In dem am 3. März 2004 vorgelegten „Dritten Eisenbahnpaket“ schlägt die Kommission vor, die Reform des Eisenbahnsektors weiter voranzutreiben, indem der grenzüberschreitende Schienenpersonenverkehr innerhalb der Europäischen Union für den Wettbewerb geöffnet wird.

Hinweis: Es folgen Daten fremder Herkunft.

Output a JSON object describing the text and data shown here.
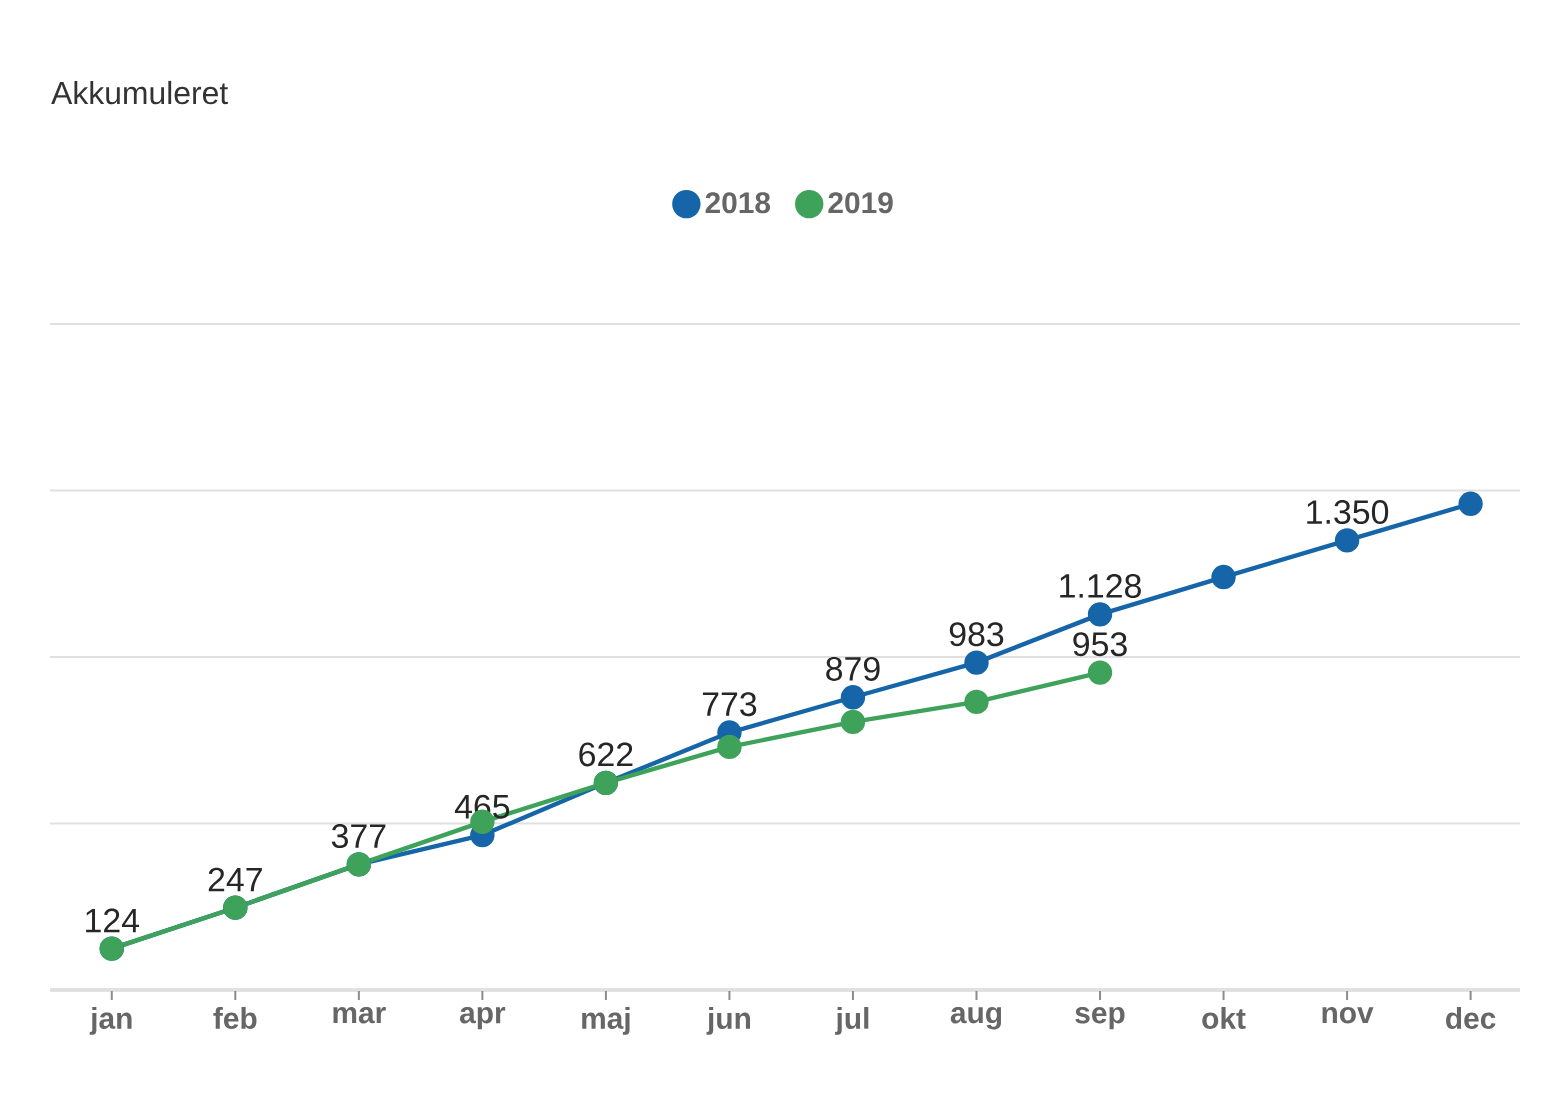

Die Hintergründe und Entwicklungen, die zum derzeitigen Stand des Personenverkehrs auf der Schiene und in der Luft in der Europäischen Union geführt haben, werden im ersten Teil der Arbeit durchleuchtet. Aktuelle Neuerungen in der Verkehrspolitik der EU werden vorerst noch getrennt nach Verkehrsträger behandelt. In einem weiteren Schritt können dann die Rahmenbedingungen des intermodalen Wettbewerbs zwischen Schiene und Luftfahrt im Personenverkehr in Europa analysiert werden.
Inhaltsverzeichnis
1. Einleitung
2. Verkehrspolitik der Europäischen Union
2.1. Ausgangssituation
2.2. Europäische Eisenbahnverkehrspolitik
2.2.1. Derzeitiger Stand
2.2.2. Das dritte Eisenbahnpaket
2.2.2.1. Richtlinienvorschlag zur Änderung der Richtlinie 91/440/EWG
2.2.2.2. Verordnungsvorschlag über die Rechte und Pflichten von Fahrgästen im grenzüberschreitenden Eisenbahnverkehr
2.3. Europäische Luftverkehrspolitik
2.3.1. Die Liberalisierung des grenzüberschreitenden Luftverkehrs in der EU
2.3.2. Fluggastrechte
2.3.3. Besteuerung von Kerosin
3. Vergleich der Wettbewerbsbedingungen von Schiene und Luftfahrt
3.1. Marktöffnung auf europäischem Niveau
3.2. Rechte der Passagiere
3.3. Besteuerung von Treibstoff
4. Conclusio
Zielsetzung & Themen
Die Arbeit untersucht die Bedingungen des intermodalen Wettbewerbs zwischen dem Schienen- und Luftverkehrssektor im europäischen Personenverkehr, mit einem besonderen Fokus auf den Einfluss des rechtlichen Rahmens der Europäischen Union.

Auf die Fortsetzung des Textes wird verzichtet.